Fire officials in Oklahoma City and the nearby suburb of Edmond launched more than 60 swift-water rescues after thunderstorms dumped as much as 10 inches of rain in some areas in a matter of hours. More rain fell Monday night, and the National Weather Service said the 7.62 inches at Will Rogers International Airport in Oklahoma City topped the previous record of 7.53 inches set on Sept. 22, 1970.

'We were lucky'
"We were lucky to get the people out of the high-water areas," said Oklahoma City Fire Department Battalion Chief Tommy Iago. "The places we couldn't walk them out, we used boats."

One boat carrying rescuers in Oklahoma City sank just as it reached a 17-year-old girl, forcing firefighters to take to treetops and await help themselves.

Raquel Dawson said during network television interviews early Tuesday that she was walking to work, and about to give up and go back home Monday, when she saw a woman trying to get away from her car in floodwaters. Dawson said she helped the woman get to some nearby trees, then decided to try and swim for help.

That's when the current swept her away.

"I didn't think the water was nearly as deep as it was," Dawson said. "I just thought it was maybe knee-deep."

Fire Lt.
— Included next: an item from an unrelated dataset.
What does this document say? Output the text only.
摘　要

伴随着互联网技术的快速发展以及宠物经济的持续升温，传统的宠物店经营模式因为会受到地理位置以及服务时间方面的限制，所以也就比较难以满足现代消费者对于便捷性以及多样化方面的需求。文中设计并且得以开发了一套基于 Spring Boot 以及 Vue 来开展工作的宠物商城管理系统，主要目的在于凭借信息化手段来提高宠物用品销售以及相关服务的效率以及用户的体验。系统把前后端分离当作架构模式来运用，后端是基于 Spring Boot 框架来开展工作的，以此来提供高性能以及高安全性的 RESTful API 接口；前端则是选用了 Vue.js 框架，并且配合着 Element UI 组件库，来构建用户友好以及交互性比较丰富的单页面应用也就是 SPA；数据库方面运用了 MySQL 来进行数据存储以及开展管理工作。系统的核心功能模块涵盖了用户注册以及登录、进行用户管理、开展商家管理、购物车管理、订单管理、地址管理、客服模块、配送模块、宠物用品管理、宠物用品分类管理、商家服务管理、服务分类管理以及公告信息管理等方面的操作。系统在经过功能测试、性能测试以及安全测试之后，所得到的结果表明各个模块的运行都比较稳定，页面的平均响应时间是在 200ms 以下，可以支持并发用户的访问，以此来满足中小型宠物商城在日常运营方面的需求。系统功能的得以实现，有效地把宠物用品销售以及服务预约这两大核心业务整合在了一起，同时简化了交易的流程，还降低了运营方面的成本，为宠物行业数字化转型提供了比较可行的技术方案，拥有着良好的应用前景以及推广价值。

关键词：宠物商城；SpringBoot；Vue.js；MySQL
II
Joe Smith, one of the rescuers, said it was the first time he'd needed rescuing.

"It didn't feel very good," Smith said. "I like to be in control of the action."

The heaviest rainfall was reported across sections of northern Oklahoma City, forcing the closure of some roads and interstates. Creeks and rivers toppled their banks, and strong currents ripped asphalt from roadways and blew manhole covers from pipes.

'Street was rolling'
Betty Diehl was house-sitting at her daughter's home in Oklahoma City when a river of water came down the road.

"The street was rolling," Diehl said. "I watched it out the window. I said, 'You could take a boat out there.'"

Diehl said her daughter's home, like others in the neighborhood, has suffered through several severe weather events in the last six months — a December blizzard, a May hailstorm and now flooding.

"We've had our share — from ice to hail and now to river," Diehl said.

Fire crews braced for more problems Tuesday, with the forecast calling for more scattered showers.

"The ground is saturated enough," Iago said. "Who knows how much more it can take."